Liquidity, safety, and rate of return are commonly used as the test of a prudent investment. Turns out keeping your equity in your home fails all these tests, here is why….
If you suddenly experienced challenging ﬁnancial times, would your rather have $25,000 in cash so you could continue to pay your bills, or would you rather have $25,000 of equity trapped in your home?
The biggest secret in real estate is that your mortgage is a loan against your income, not a loan against the value of your house. Without income, if you do get a mortgage it is at much higher rates. (ask me about the Equity Advantage program if you have low reported income)
Being house rich and cash poor is a dangerous financial position. It is better to have access to the equity in your home and not need it, than to need it and not be able to get at it.

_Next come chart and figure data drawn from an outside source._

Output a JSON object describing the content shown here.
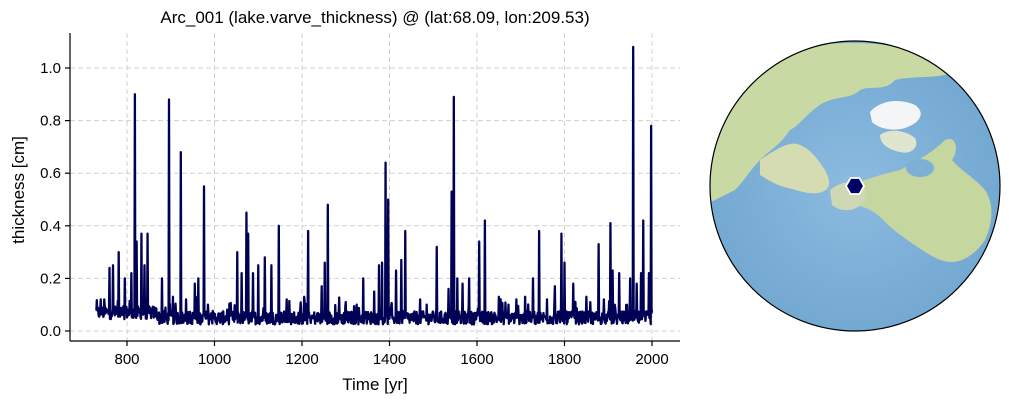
{
  "chart_data": {
    "type": "line",
    "title": "Arc_001 (lake.varve_thickness) @ (lat:68.09, lon:209.53)",
    "xlabel": "Time [yr]",
    "ylabel": "thickness [cm]",
    "xlim": [
      660,
      2065
    ],
    "ylim": [
      -0.04,
      1.13
    ],
    "xticks": [
      800,
      1000,
      1200,
      1400,
      1600,
      1800,
      2000
    ],
    "xtick_labels": [
      "800",
      "1000",
      "1200",
      "1400",
      "1600",
      "1800",
      "2000"
    ],
    "yticks": [
      0.0,
      0.2,
      0.4,
      0.6,
      0.8,
      1.0
    ],
    "ytick_labels": [
      "0.0",
      "0.2",
      "0.4",
      "0.6",
      "0.8",
      "1.0"
    ],
    "grid": true,
    "legend": false,
    "series": [
      {
        "name": "lake.varve_thickness",
        "color": "#000055",
        "x_range": [
          730,
          2000
        ],
        "baseline": 0.05,
        "spikes": [
          {
            "x": 740,
            "y": 0.12
          },
          {
            "x": 748,
            "y": 0.12
          },
          {
            "x": 760,
            "y": 0.24
          },
          {
            "x": 768,
            "y": 0.25
          },
          {
            "x": 781,
            "y": 0.3
          },
          {
            "x": 795,
            "y": 0.2
          },
          {
            "x": 810,
            "y": 0.22
          },
          {
            "x": 818,
            "y": 0.9
          },
          {
            "x": 822,
            "y": 0.34
          },
          {
            "x": 833,
            "y": 0.37
          },
          {
            "x": 840,
            "y": 0.25
          },
          {
            "x": 847,
            "y": 0.37
          },
          {
            "x": 880,
            "y": 0.2
          },
          {
            "x": 896,
            "y": 0.88
          },
          {
            "x": 905,
            "y": 0.13
          },
          {
            "x": 923,
            "y": 0.68
          },
          {
            "x": 935,
            "y": 0.12
          },
          {
            "x": 955,
            "y": 0.18
          },
          {
            "x": 963,
            "y": 0.2
          },
          {
            "x": 976,
            "y": 0.55
          },
          {
            "x": 985,
            "y": 0.1
          },
          {
            "x": 1052,
            "y": 0.3
          },
          {
            "x": 1062,
            "y": 0.22
          },
          {
            "x": 1073,
            "y": 0.45
          },
          {
            "x": 1077,
            "y": 0.37
          },
          {
            "x": 1088,
            "y": 0.22
          },
          {
            "x": 1100,
            "y": 0.25
          },
          {
            "x": 1115,
            "y": 0.28
          },
          {
            "x": 1130,
            "y": 0.25
          },
          {
            "x": 1147,
            "y": 0.4
          },
          {
            "x": 1165,
            "y": 0.12
          },
          {
            "x": 1205,
            "y": 0.13
          },
          {
            "x": 1214,
            "y": 0.38
          },
          {
            "x": 1245,
            "y": 0.17
          },
          {
            "x": 1252,
            "y": 0.26
          },
          {
            "x": 1259,
            "y": 0.48
          },
          {
            "x": 1300,
            "y": 0.11
          },
          {
            "x": 1325,
            "y": 0.1
          },
          {
            "x": 1340,
            "y": 0.2
          },
          {
            "x": 1365,
            "y": 0.15
          },
          {
            "x": 1376,
            "y": 0.25
          },
          {
            "x": 1383,
            "y": 0.26
          },
          {
            "x": 1391,
            "y": 0.64
          },
          {
            "x": 1397,
            "y": 0.5
          },
          {
            "x": 1415,
            "y": 0.23
          },
          {
            "x": 1427,
            "y": 0.27
          },
          {
            "x": 1436,
            "y": 0.38
          },
          {
            "x": 1470,
            "y": 0.12
          },
          {
            "x": 1485,
            "y": 0.1
          },
          {
            "x": 1508,
            "y": 0.32
          },
          {
            "x": 1535,
            "y": 0.16
          },
          {
            "x": 1542,
            "y": 0.53
          },
          {
            "x": 1547,
            "y": 0.89
          },
          {
            "x": 1555,
            "y": 0.2
          },
          {
            "x": 1567,
            "y": 0.18
          },
          {
            "x": 1582,
            "y": 0.2
          },
          {
            "x": 1605,
            "y": 0.34
          },
          {
            "x": 1618,
            "y": 0.42
          },
          {
            "x": 1650,
            "y": 0.13
          },
          {
            "x": 1672,
            "y": 0.1
          },
          {
            "x": 1690,
            "y": 0.12
          },
          {
            "x": 1710,
            "y": 0.13
          },
          {
            "x": 1728,
            "y": 0.2
          },
          {
            "x": 1742,
            "y": 0.38
          },
          {
            "x": 1760,
            "y": 0.12
          },
          {
            "x": 1778,
            "y": 0.17
          },
          {
            "x": 1793,
            "y": 0.37
          },
          {
            "x": 1800,
            "y": 0.26
          },
          {
            "x": 1820,
            "y": 0.18
          },
          {
            "x": 1850,
            "y": 0.13
          },
          {
            "x": 1878,
            "y": 0.33
          },
          {
            "x": 1890,
            "y": 0.12
          },
          {
            "x": 1905,
            "y": 0.41
          },
          {
            "x": 1910,
            "y": 0.23
          },
          {
            "x": 1925,
            "y": 0.22
          },
          {
            "x": 1950,
            "y": 0.2
          },
          {
            "x": 1957,
            "y": 1.08
          },
          {
            "x": 1965,
            "y": 0.18
          },
          {
            "x": 1975,
            "y": 0.22
          },
          {
            "x": 1980,
            "y": 0.42
          },
          {
            "x": 1993,
            "y": 0.22
          },
          {
            "x": 1998,
            "y": 0.78
          },
          {
            "x": 2000,
            "y": 0.08
          }
        ]
      }
    ],
    "map": {
      "projection": "orthographic",
      "center_lat": 68.09,
      "center_lon": 209.53,
      "marker": {
        "lat": 68.09,
        "lon": 209.53,
        "shape": "hexagon",
        "color": "#000066",
        "edge": "#ffffff"
      }
    }
  },
  "colors": {
    "series": "#000055",
    "ocean": "#7eb0d5",
    "land": "#c8d8a6",
    "ice": "#f4f6f8",
    "marker": "#000066"
  }
}
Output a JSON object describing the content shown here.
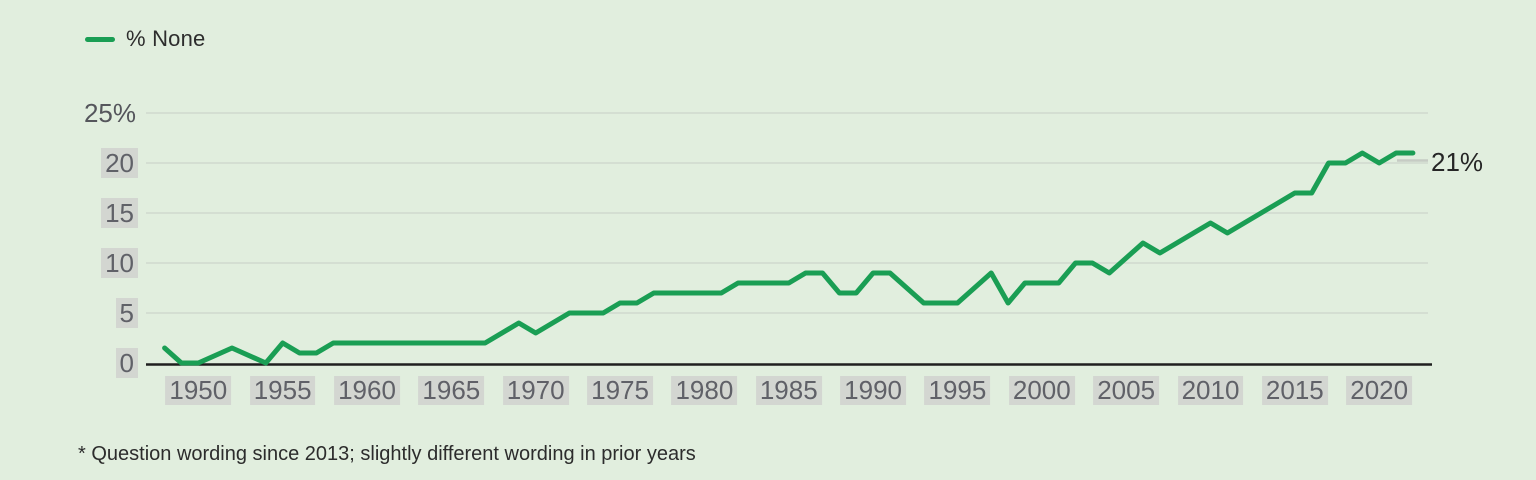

Canadians believe that home equity is a very safe investment. It is estimated that Canadians keep 76% of their net worth in their real estate assets and for most, this translates into equity in our principal residence. Leaving large chunks of untapped equity in your home is like putting all your eggs into one basket and goes against the most basic financial principle of diversification.
Rate of Return
Liquidity and safety are the key principles when accessing equity from your home. The rate of return is a distant third objective.
Paying down a mortgage is the equivalent to investing with a rate of return that is the same as your mortgage rate. If your mortgage rate is 3%, you’ve earned 3% on the money you use to pay down that debt. Not a great return given the lack of diversification, lack of liquidity, and the alternatives available.